White House staffers tried a second time to lead reporters out of the room, but the president latched onto a question about the caravan. They tried a third time, but the president responded to a question related to his foreign guests. A fourth time, and he responded to a question about Russia’s president: “Do you want Vladimir Putin to come to the White House, sir?”

“Ideally, we want to be able to get along with Russia,” Trump said, without acknowledging the long-standing threat Russia poses to the Baltic countries represented by his guests. “Getting along with Russia is a good thing, not a bad thing. Now, maybe we will and maybe we won’t. And probably nobody has been tougher to Russia than Donald Trump.”

The president continued to refer to himself in the third person: “The three presidents just told me that NATO is taking in a tremendous amount of money because of Donald Trump. That would have never happened. So NATO is much stronger.”

Trump instructed one of his guests, Lithuanian President Dalia Grybauskaite, to praise him on camera, just as he said she had done privately in the Oval Office. She obliged, saying changes to NATO would not be possible without the United States and that its “vital voice and vital leadership” are important.
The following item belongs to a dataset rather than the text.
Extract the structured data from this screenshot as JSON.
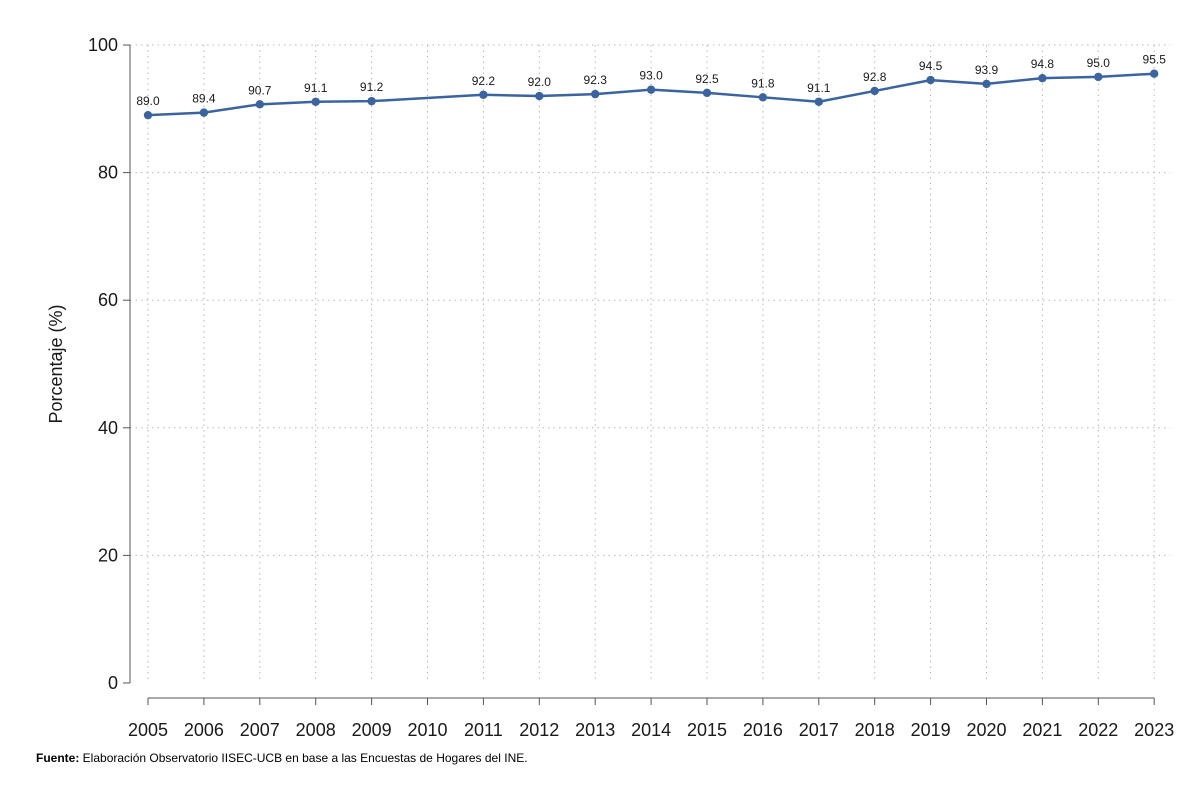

Trump pressed her: “And has Donald Trump made a difference on NATO?”

Those in the room laughed, as she confirmed he has made a difference. As she continued to speak, Trump cut her off.
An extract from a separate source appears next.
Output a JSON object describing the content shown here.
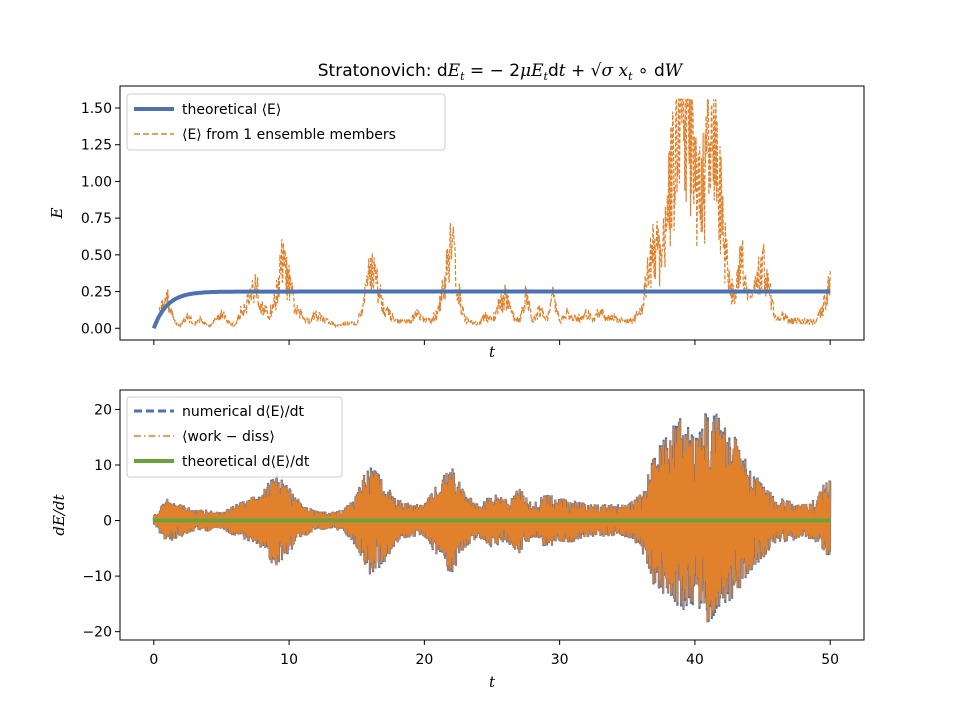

“And, again, NATO has taken in billions of dollars more because of me, because I said, ‘You’re delinquent, you’re not paying,’ to many of the countries,” Trump said. “Is that right? Many of the countries weren’t paying.”

He later continued: “Because of me . . . many billions of dollars more than they would have had if you had crooked Hillary Clinton as president. Okay? That I can tell you.”

A reporter asked if Trump considers Putin “a friend or a foe,” and Trump responded: “We’ll find out. I’ll let you know. . . . We’ll see what happens.”

For a fifth time, White House staffers tried to end this impromptu news conference, but then the president responded to a question about the Baltic states. They tried a sixth time, but the president could not resist another query: “Is it Amazon or The Washington Post, sir? What’s Amazon done that bugs you, sir?”

On the seventh try, reporters began to inch out of the room — and Trump responded to a final question about Environmental Protection Agency Administrator Scott Pruitt, who is accused of bypassing the White House to give his aides massive raises, among other irregularities.

“I hope he’s going to be great,” Trump said, even though his aides have said Pruitt’s job is in jeopardy.

“Time to go, guys,” a White House staffer said, finally herding the reporters out of the room. Another coaxed: “Please move along. Please move along. Please move along now.”

“Thank you, everybody,” Trump shouted after them. “Thank you.”